Récemment, j’ai ré-écouté le premier épisode de mon podcast « Souple comme le roseau » pour en faire un extrait à destination de ma nouvelle chaîne Youtube. C’était il y a un peu plus d’un an. Ce regard en arrière et le sujet du podcast m’ont inspiré cet article.
Accepter sa différence pour en faire une force
« Transformer sa sensibilité en force » : c’est devenu un lieu commun. Ce n’est pas pour autant un acte simple et inné.
Cette sensibilité débordante, je me doute que vous avez du mal parfois à l’accepter.
Lorsque vous êtes dépassé·e par des difficultés banales que d’autres saisissent à bras-le-corps.
Quand vous ruminez très longtemps des affronts que d’autres n’auraient pas même remarqués.
Lorsque votre entourage s’amuse de votre capacité d’émerveillement. Prenant cela, au mieux pour de la naïveté ; au pire, pour de la superficialité…
C’est comme si vous étiez né·e sans une carapace sensorielle que d’autres semblent posséder.
Vous vous demandez ce qui ne va pas chez vous. Vous vous sentez tellement différent·e. Si souvent incompris·e.
Vous essayez de masquer cette différence. De la gérer. D’endurcir votre tempérament pour qu’il devienne plus socialement acceptable.
La pression culturelle qui nous pousse à nous déguiser pour respecter les normes est écrasante.
Je le sais. Je me suis sentie différente toute ma vie… Pas pour les raisons que vous imaginez.
L’évitement social plutôt que le mensonge
J’ai traîné cette insupportable divergence comme un boulet pendant de nombreuses années. Puis j’ai pris un malin plaisir à désobéir aux conventions sociales. Ces deux attitudes opposées n’ont pas été salvatrices pour moi. Que je cache ma différence ou que je la revendique, elle me faisait toujours autant souffrir.
Je pensais logiquement que mon anxiété sociale et mes difficultés relationnelles provenaient de mon passé. C’était partiellement vrai.
J’avais appris à « faire avec ». J’avançais en boitant sur mon chemin de vie, mais j’avançais.
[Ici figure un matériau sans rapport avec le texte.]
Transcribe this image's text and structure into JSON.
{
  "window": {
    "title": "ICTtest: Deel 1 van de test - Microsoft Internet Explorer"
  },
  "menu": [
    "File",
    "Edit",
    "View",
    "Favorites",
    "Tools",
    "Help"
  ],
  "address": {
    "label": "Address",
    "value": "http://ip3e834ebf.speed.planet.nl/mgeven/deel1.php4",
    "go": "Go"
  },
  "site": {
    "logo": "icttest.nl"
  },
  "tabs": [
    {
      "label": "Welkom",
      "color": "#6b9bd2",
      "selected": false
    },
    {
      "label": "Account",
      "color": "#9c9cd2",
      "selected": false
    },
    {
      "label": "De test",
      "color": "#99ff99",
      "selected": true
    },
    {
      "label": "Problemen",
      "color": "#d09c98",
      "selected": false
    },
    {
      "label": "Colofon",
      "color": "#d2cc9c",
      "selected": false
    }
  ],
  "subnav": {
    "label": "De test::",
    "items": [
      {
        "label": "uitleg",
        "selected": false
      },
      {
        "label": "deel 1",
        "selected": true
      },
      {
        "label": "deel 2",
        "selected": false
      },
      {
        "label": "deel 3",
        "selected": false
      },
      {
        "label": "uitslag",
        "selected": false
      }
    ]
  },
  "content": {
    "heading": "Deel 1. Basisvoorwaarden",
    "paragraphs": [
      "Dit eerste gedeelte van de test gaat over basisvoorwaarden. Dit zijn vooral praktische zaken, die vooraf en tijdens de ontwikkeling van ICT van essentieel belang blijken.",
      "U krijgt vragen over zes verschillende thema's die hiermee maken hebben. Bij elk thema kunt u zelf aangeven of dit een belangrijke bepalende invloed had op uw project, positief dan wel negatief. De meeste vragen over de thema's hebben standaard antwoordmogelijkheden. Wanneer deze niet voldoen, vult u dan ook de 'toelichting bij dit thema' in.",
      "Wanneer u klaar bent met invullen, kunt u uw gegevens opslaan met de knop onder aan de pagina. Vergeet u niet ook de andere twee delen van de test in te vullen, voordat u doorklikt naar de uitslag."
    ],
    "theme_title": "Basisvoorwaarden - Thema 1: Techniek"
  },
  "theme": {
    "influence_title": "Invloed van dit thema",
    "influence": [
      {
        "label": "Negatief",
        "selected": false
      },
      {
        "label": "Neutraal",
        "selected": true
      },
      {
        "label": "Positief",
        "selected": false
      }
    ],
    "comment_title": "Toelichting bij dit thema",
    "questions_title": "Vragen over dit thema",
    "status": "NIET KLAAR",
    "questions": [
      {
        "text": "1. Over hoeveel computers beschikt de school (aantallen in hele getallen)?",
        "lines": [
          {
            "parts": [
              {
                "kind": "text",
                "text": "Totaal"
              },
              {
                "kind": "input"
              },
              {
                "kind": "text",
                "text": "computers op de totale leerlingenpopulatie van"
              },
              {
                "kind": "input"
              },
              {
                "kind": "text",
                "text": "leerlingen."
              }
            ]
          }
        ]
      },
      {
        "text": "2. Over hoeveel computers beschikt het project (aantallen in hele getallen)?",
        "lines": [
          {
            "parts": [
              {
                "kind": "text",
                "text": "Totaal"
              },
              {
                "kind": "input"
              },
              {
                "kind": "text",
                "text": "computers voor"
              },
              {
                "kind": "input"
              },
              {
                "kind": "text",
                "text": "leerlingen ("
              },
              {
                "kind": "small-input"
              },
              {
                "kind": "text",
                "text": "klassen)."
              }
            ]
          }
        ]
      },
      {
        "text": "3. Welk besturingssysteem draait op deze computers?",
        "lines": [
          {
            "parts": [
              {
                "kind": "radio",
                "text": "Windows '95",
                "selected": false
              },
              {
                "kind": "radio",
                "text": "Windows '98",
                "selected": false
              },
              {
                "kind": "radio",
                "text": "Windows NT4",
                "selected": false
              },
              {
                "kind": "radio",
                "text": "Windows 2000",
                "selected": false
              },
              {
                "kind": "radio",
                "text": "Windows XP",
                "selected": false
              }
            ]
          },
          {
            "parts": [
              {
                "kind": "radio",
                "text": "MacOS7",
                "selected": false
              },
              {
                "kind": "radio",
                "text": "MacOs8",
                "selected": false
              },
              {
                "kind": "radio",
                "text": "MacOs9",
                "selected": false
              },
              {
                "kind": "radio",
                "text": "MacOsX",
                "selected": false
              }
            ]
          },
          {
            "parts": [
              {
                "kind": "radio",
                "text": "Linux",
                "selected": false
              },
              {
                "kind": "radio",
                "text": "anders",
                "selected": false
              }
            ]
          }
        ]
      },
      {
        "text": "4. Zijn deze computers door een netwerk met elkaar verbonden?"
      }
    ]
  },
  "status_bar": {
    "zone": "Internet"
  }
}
J’avais fini par endosser comme un étendard l’image que la société renvoyait de moi : une rebelle asociale. Au moins, c’était la norme apparente dans le milieu underground que j’avais choisi à cette époque.
Comment aurais-je pu faire autrement ? Comment expliquer l’indicible ? Comment discuter « normalement » avec les autres lorsque l’on a subi une enfance atypique, complètement différente de celle de la majorité ?
Les conversations les plus anodines sont des terrains minés. Vous me voyez répondre à la question d’un collègue de travail :
- « Tu te souviens du dessin animé machin-truc ? »
- « Ah non, il n’y avait pas la télé dans le garage où je passais mes week-ends. »
Oui, ça aurait été impolitiquement correct. Totalement dérangeant, pour moi et pour mon interlocuteur. Et puis ça ne le regardait pas.
Je n’ai jamais su mentir. Enfin, pas très bien. Mes émotions se voient sur mon visage comme le nez sur la figure de Pinocchio.
Alors je suis devenue la reine de la défilade. Dès qu’une intention de rapprochement social se profilait, je me faisais la malle. J’évitais tout ce qui pouvait ressembler à une discussion en tête à tête, à de l’intimité.
J’ai peu à peu creusé le lit de mon anxiété sociale… Bien profondément.
La délivrance par la connaissance, la guérison par la résilience.
Bon nombre d’enfants maltraités n’ont pas eu la chance que j’ai eue une fois adulte. Ce jour où, dans la salle d’attente de mon généraliste, j’ai lu avec intérêt la chronique d’un livre de psychologie. Livre qui fut le déclic grâce auquel j’ai débuté ma croissance personnelle.
Je vénère cette particularité de notre époque où le savoir s’offre à nous au détour du moindre écran, à l’entrée dans la moindre bibliothèque publique.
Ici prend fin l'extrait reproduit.